Esta disfunção pode ser genética, “tendo a pessoa já nascido assim”, mas pode também resultar de “um trauma muito precoce na infância e situações de maus tratos ou abusos que não a deixaram reconciliar-se com o seu próprio corpo”.
“Pessoas com anorexia fazem dietas e exercício permanente porque estão continuamente à procura de perceber como funciona o seu corpo. Como não encontram respostas, fixam-se numa comparação com outros corpos e num número, o número do peso, a partir do qual concluem se estão bem ou não.”
“A minha rotina diária era acordar, pesar e comer o mínimo essencial: meia fatia de pão. Tinha pavor de beber água. Uma pessoa com anorexia pesa-se 599 vezes por dia. E beber um copo de água significava que, se me fosse pesar logo a seguir, o meu peso teria aumentado 100 gramas. Portanto, eu não bebia, eu molhava os lábios."

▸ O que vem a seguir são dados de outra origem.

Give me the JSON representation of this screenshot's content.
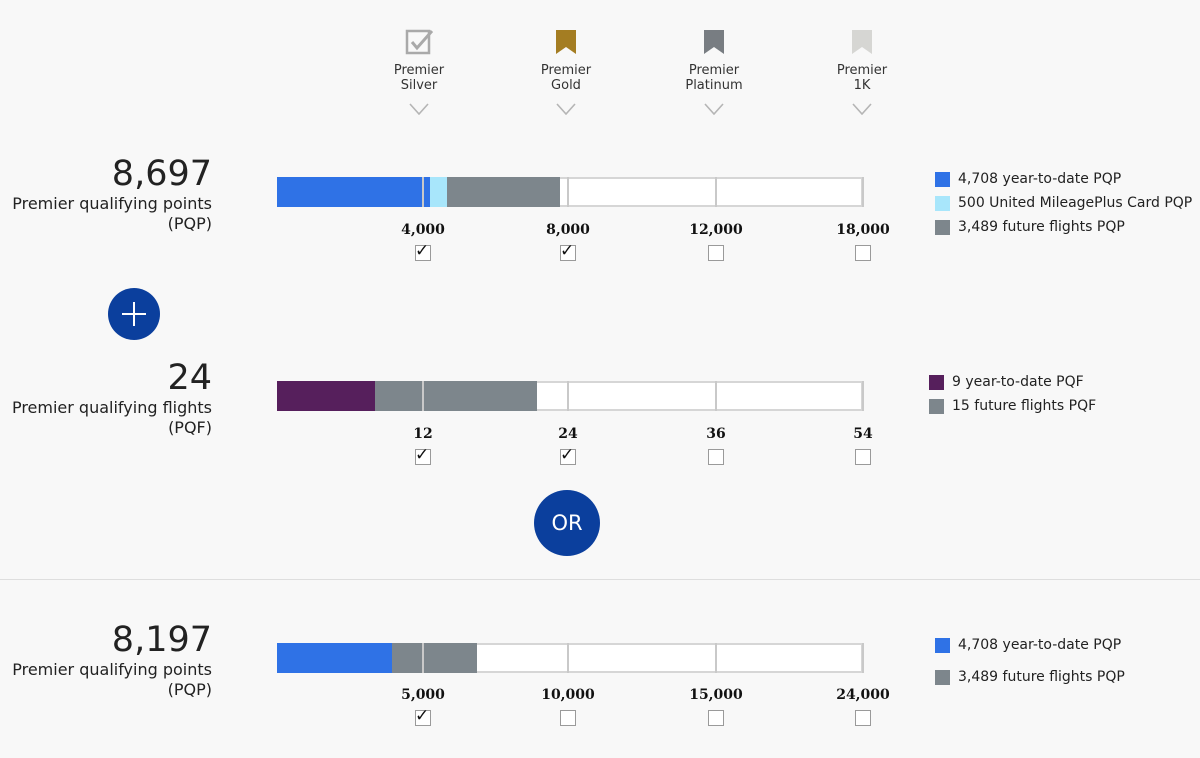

Apesar das dificuldades, a recuperação da doença é possível, garante a psiquiatra. Depois de vários anos a lidar com a doença, Susana Llanos diz que está finalmente tratada. Atribui a recuperação a uma mudança de atitude sua em relação ao problema. “Nós temos noção que estamos magras, mas não nos vemos como realmente estamos, que é esqueléticas. E a decisão de mudar tem de partir de nós. Há cerca de um ano, depois de me ter visto ao espelho, disse para mim mesma que isto tinha de acabar. E acabou. Já não tenho medo de comer."
Os casos de anorexia têm aumentado em todo o mundo nos últimos anos. Em Portugal, desconhece-se quantos têm a doença, mas Dulce Bouça garante que atende mais pessoas hoje em dia. “A pandemia levou a aumento significativo da doença entre os mais jovens.” As respostas que existem são insuficientes, tanto em termos de consultas, como internamento. “Muitos doentes em estado crítico têm de esperar quatro, cinco meses, para ter uma primeira consulta nos serviços públicos. E depois esperam semanas por uma vaga para internamento, porque as camas estão cheias.”
“Que voz é esta?” é um novo podcast do Expresso dedicado à saúde mental. Todas as semanas, as jornalistas Joana Pereira Bastos e Helena Bento vão dar voz a quem vive com ansiedade, depressão, fobia ou outros problemas de saúde mental, e ouvir os mais reputados especialistas nestas áreas. Sem estigma nem rodeios, vão falar de doenças e sintomas, tratamentos e terapias, mas também de prevenção e das melhores estratégias para promover o bem-estar psicológico. O podcast conta com o apoio científico de José Miguel Caldas de Almeida, psiquiatra e ex-coordenador nacional para a saúde mental.